As we go about our daily lives we forget how easy it is to take life for granted. This sort of real information keeps us human and our feet on the ground.
The rival product in development is a pill. You can pop it at home over breakfast while watching the morning news. Sometimes we forget that simpler is easier but not always better, though.
For short term treatments, remembering to take the pills is relatively easy but over the long term, compliance becomes a problem, either because you feel good and forget to take the pills or because chronic therapy can induce its own side effects and symptoms and perhaps you feel the need for a break from the relentless of it. After all, how many of us forget (or can't be bothered) to take antibiotics in the third week of a course, let along consider daily consumption for a more chronic condition?
Thus, I wasn't entirely surprised to see an article in the FT this week about the Novartis deal with Proteus, a company who focuses on compliance solutions:
"The company is testing technology that inserts a tiny microchip into each pill swallowed and sends a reminder to patients by text message if they fail to follow their doctors’ prescriptions."
Now, that may sound a little like Big Brother is watching you and the cynical might think that companies are more interested maintaining their profits by keeping refill prescriptions on schedule, but for some serious diseases it may also affect outcomes. In my experience, with acute conditions approximately 15-18% of patients forget to take all their pills, but this sadly rises to 25-35% with chronic therapy over time.

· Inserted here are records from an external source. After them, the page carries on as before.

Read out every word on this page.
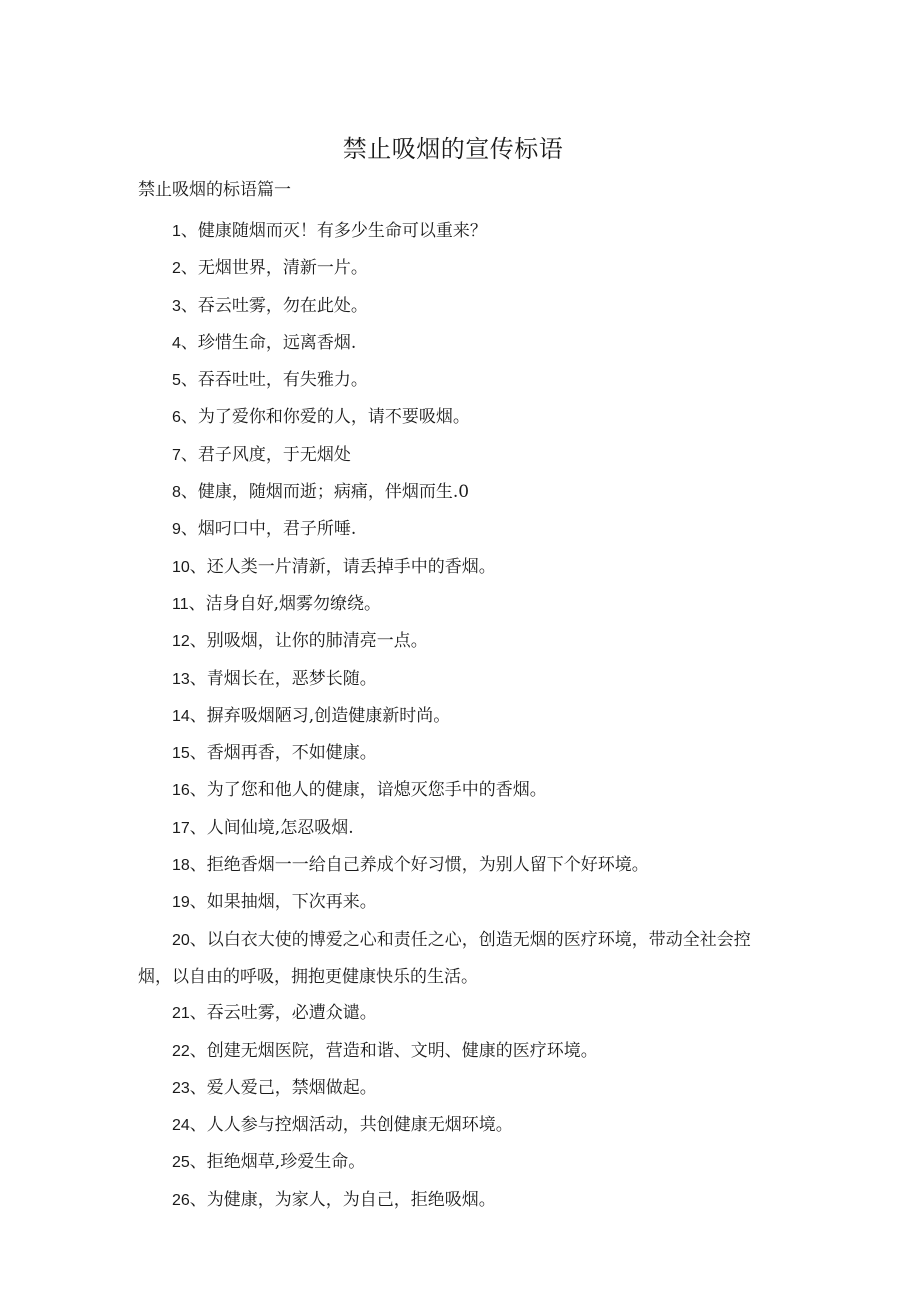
禁止吸烟的宣传标语
禁止吸烟的标语篇一
1、健康随烟而灭！有多少生命可以重来？
2、无烟世界，清新一片。
3、吞云吐雾，勿在此处。
4、珍惜生命，远离香烟.
5、吞吞吐吐，有失雅力。
6、为了爱你和你爱的人，请不要吸烟。
7、君子风度，于无烟处
8、健康，随烟而逝；病痛，伴烟而生.0
9、烟叼口中，君子所唾.
10、还人类一片清新，请丢掉手中的香烟。
11、洁身自好,烟雾勿缭绕。
12、别吸烟，让你的肺清亮一点。
13、青烟长在，恶梦长随。
14、摒弃吸烟陋习,创造健康新时尚。
15、香烟再香，不如健康。
16、为了您和他人的健康，谙熄灭您手中的香烟。
17、人间仙境,怎忍吸烟.
18、拒绝香烟一一给自己养成个好习惯，为别人留下个好环境。
19、如果抽烟，下次再来。
20、以白衣大使的博爱之心和责任之心，创造无烟的医疗环境，带动全社会控烟，以自由的呼吸，拥抱更健康快乐的生活。
21、吞云吐雾，必遭众谴。
22、创建无烟医院，营造和谐、文明、健康的医疗环境。
23、爱人爱己，禁烟做起。
24、人人参与控烟活动，共创健康无烟环境。
25、拒绝烟草,珍爱生命。
26、为健康，为家人，为自己，拒绝吸烟。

Another way companies can track the data from their own products is analyse the data from their Patient Assistance Programs (PAP). One time when I was working on the industry side as a marketer, we did this and were surprised to find that even with free drug, the compliance rate was about 25% for a cancer therapy taken chronically after about 18 months or so. We knew this would only get worse over time as patients feel better and think their cancer is in remission. That was a sobering thought because the risk of the cancer coming back is high unless the oncogenic clone was suppressed. It also underscores the importance of continuous patient and physician medical education; perhaps this is where patient programs through selective use of social media can be effective in reaching a wide audience. The message is never ever take anything for granted.
Think about the impact of chronic therapies for life threatening diseases like cancer, for example. As more companies are developing oral small molecule tyrosine kinase inhibitors (TKIs), so cancer moves from an acute condition to a chronic one. However, with TKIs their mechanism of action is based on constantly competing with ATP to suppress the oncogenic clone and keep the disease in check. This means that not taking the drug over time can lead to a return of the disease, new mutations and possibly even major relapse or patients becoming refractory or resistant to their therapy. That is the last thing an oncologist wants to see.
There are other ways to improve compliance, including Pharmacies tracking refills over time and phoning you with a friendly when you are overdue or chips in the bottle caps instead of the pills themselves. The loose pill bottles favoured in the US actually contribute the problem. Unless you get into an almost religious routine, it is easy to forget sometimes whether you took your daily dose or not and we haven't even considered the effect of patients deliberately self medicating less with to save money or because some side effects were bothering them. At least the weekly or monthly blister packs common in Europe make it easier to remind oneself to take the prescription on schedule more easily.
Ultimately, though, the goal with these tools is about helping to improve patient outcomes. This is a trend we are probably likely to be seeing more of in the future.